Typically a real data set has several traits which can be considered as
covariates. The intcov
option specifies which covariate(s) can
interact with QTLs, or equivalently, which environmental factors may
have GxE interactions. The intcov
should be a vector of 0s and 1s of
the same length as the fixcov
option specified for qb.data
(see
above).
qbModel <- qb.model(hyper, epistasis = TRUE, main.nqtl = 3,
interval = rep(5,nchr(hyper)), chr.nqtl = rep(2,nchr(hyper)),
depen = FALSE, prop = c(0.5, 0.1, 0.05))
The function qb.mcmc
creates MCMC samples on the data and model
specified. The results are initially saved in a unique directory under
mydir
, which is removed at completion of the command. Options for
qb.data
and qb.model
can be passed directly to qb.mcmc
, or as the
objects created above.
qb <- qb.mcmc(hyper, data = qbData, model = qbModel, mydir = ".",
n.iter = 3000, n.thin = 20, genoupdate = TRUE)
#> qb.mcmc is running 60,600 iterations. The current iterations are saved:
#> 200
#> 400
#> 600
#> 800
#> 1000
#> 1200
#> 1400
#> 1600
#> 1800
#> 2000
#> 2200
#> 2400
#> 2600
#> 2800
#> 3000
#> MCMC sample has been saved to: ./bp_Feb-14-190251.
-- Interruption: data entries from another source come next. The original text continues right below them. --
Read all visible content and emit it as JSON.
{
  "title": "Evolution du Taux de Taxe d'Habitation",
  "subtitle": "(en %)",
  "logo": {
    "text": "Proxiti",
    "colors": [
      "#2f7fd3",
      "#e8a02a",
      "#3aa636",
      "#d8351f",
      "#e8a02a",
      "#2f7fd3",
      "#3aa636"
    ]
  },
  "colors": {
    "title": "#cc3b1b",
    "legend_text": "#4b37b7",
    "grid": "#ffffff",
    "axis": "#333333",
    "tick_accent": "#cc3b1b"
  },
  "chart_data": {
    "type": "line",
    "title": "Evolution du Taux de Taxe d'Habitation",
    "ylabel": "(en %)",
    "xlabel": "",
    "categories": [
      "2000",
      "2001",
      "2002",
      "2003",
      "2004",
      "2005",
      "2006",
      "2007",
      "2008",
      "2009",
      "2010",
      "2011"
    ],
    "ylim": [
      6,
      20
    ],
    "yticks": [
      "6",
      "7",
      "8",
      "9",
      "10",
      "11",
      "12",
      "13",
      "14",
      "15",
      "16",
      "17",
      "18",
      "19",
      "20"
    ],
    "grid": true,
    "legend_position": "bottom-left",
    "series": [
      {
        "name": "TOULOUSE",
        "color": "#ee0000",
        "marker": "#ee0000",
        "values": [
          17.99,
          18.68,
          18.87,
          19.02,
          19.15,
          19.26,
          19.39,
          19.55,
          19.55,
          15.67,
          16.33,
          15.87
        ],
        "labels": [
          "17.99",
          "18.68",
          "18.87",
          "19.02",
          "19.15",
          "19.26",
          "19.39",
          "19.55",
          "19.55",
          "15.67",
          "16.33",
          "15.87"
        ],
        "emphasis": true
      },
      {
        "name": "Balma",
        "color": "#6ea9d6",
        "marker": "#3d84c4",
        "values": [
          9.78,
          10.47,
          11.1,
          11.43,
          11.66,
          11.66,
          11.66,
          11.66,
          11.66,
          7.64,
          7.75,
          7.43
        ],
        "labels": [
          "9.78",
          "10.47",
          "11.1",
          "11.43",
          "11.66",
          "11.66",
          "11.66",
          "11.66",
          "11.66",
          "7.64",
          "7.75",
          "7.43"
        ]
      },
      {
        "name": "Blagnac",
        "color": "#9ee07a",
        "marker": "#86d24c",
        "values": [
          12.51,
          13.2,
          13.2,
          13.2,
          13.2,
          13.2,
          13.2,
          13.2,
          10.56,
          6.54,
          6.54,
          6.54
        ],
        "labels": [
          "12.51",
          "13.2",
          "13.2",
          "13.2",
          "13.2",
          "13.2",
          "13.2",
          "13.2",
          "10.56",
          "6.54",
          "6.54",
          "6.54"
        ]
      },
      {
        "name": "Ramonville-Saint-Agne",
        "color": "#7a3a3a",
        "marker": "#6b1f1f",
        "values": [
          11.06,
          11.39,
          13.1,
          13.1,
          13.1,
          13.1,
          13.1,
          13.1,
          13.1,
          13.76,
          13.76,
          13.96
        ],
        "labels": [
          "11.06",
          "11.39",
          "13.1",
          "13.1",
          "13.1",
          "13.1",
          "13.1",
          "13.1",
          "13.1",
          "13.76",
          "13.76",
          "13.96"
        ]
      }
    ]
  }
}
#> Bayesian MCMC took 0.75 minutes.
#> Warning: Removing external directory ./bp_Feb-14-190251
The genoupdate
option simulates pseudomarker and missing marker
genotypes if TRUE
, or uses a Haley-Knott (1992) type approach if
FALSE
; the latter is faster, but not generally recommended if there
are many missing genotypes or selective genotyping. n.iter
samples are
saved, thinning to one in n.thin
from the MCMC samples to reduce
serial correlation. That is, n.iter * n.thin
samples are drawn, after
an initial n.burnin
samples (1% of total by default) are discarded to
allow the chain to converge closer to the posterior distribution.